Copyright and License Notice

Copyright (C) SWORD (2011). All Rights Reserved.

This document and translations of it may be copied and furnished to others, and derivative works that comment on or otherwise explain it or assist in its implementation may be prepared, copied, published and distributed, in whole or in part, without restriction of any kind, provided that the above copyright notice and this paragraph are included on all such copies and derivative works. However, this document itself may not be modified in any way, such as by removing the copyright notice or references to SWORD, except as needed for the purpose of developing Internet standards in which case the procedures for copyrights defined in the Internet Standards process must be followed, or as required to translate it into languages other than English.

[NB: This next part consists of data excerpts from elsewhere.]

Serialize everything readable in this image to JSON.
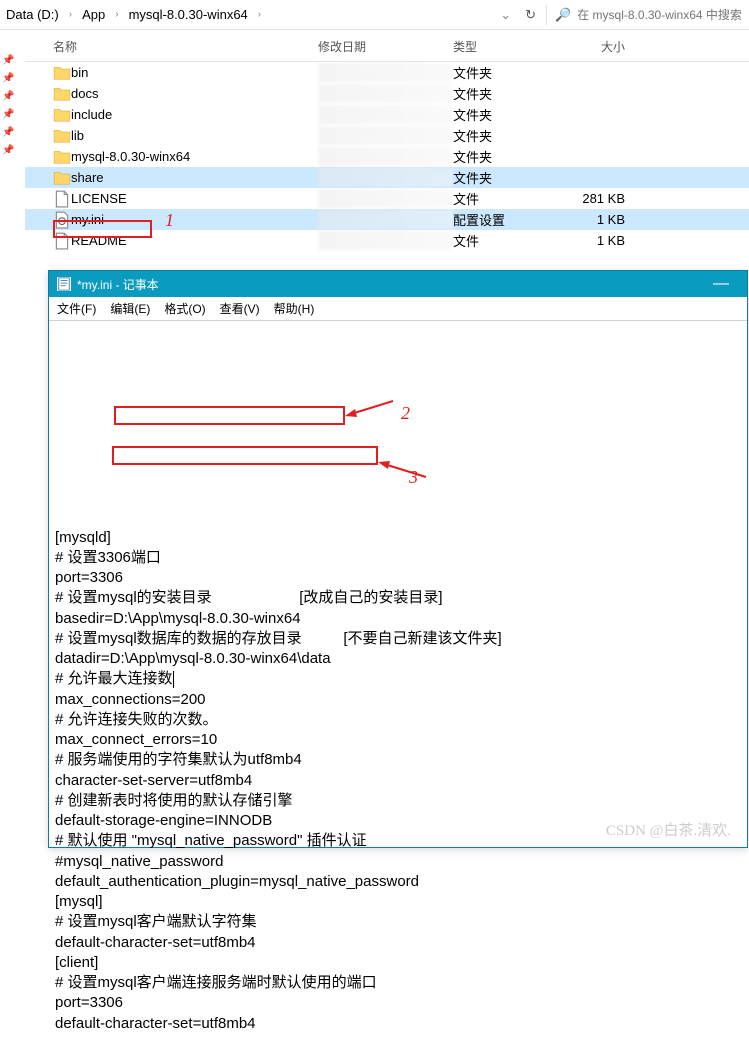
{
  "breadcrumb": {
    "items": [
      "Data (D:)",
      "App",
      "mysql-8.0.30-winx64"
    ]
  },
  "search": {
    "placeholder": "在 mysql-8.0.30-winx64 中搜索"
  },
  "columns": {
    "name": "名称",
    "date": "修改日期",
    "type": "类型",
    "size": "大小"
  },
  "files": [
    {
      "name": "bin",
      "type": "文件夹",
      "size": "",
      "icon": "folder"
    },
    {
      "name": "docs",
      "type": "文件夹",
      "size": "",
      "icon": "folder"
    },
    {
      "name": "include",
      "type": "文件夹",
      "size": "",
      "icon": "folder"
    },
    {
      "name": "lib",
      "type": "文件夹",
      "size": "",
      "icon": "folder"
    },
    {
      "name": "mysql-8.0.30-winx64",
      "type": "文件夹",
      "size": "",
      "icon": "folder"
    },
    {
      "name": "share",
      "type": "文件夹",
      "size": "",
      "icon": "folder",
      "selected": true
    },
    {
      "name": "LICENSE",
      "type": "文件",
      "size": "281 KB",
      "icon": "file"
    },
    {
      "name": "my.ini",
      "type": "配置设置",
      "size": "1 KB",
      "icon": "ini",
      "selected": true
    },
    {
      "name": "README",
      "type": "文件",
      "size": "1 KB",
      "icon": "file"
    }
  ],
  "annotations": {
    "one": "1",
    "two": "2",
    "three": "3"
  },
  "notepad": {
    "title": "*my.ini - 记事本",
    "menu": [
      "文件(F)",
      "编辑(E)",
      "格式(O)",
      "查看(V)",
      "帮助(H)"
    ],
    "lines": [
      "[mysqld]",
      "# 设置3306端口",
      "port=3306",
      "# 设置mysql的安装目录                     [改成自己的安装目录]",
      "basedir=D:\\App\\mysql-8.0.30-winx64",
      "# 设置mysql数据库的数据的存放目录          [不要自己新建该文件夹]",
      "datadir=D:\\App\\mysql-8.0.30-winx64\\data",
      "# 允许最大连接数",
      "max_connections=200",
      "# 允许连接失败的次数。",
      "max_connect_errors=10",
      "# 服务端使用的字符集默认为utf8mb4",
      "character-set-server=utf8mb4",
      "# 创建新表时将使用的默认存储引擎",
      "default-storage-engine=INNODB",
      "# 默认使用 \"mysql_native_password\" 插件认证",
      "#mysql_native_password",
      "default_authentication_plugin=mysql_native_password",
      "[mysql]",
      "# 设置mysql客户端默认字符集",
      "default-character-set=utf8mb4",
      "[client]",
      "# 设置mysql客户端连接服务端时默认使用的端口",
      "port=3306",
      "default-character-set=utf8mb4"
    ]
  },
  "watermark": "CSDN @白茶.清欢."
}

The limited permissions granted above are perpetual and will not be revoked by SWORD or its successors or assigns.

This document and the information contained herein is provided on an "AS IS" basis and SWORD DISCLAIMS ALL WARRANTIES, EXPRESS OR IMPLIED, INCLUDING BUT NOT LIMITED TO ANY WARRANTY THAT THE USE OF THE INFORMATION HEREIN WILL NOT INFRINGE ANY RIGHTS OR ANY IMPLIED WARRANTIES OF MERCHANTABILITY OR FITNESS FOR A PARTICULAR PURPOSE.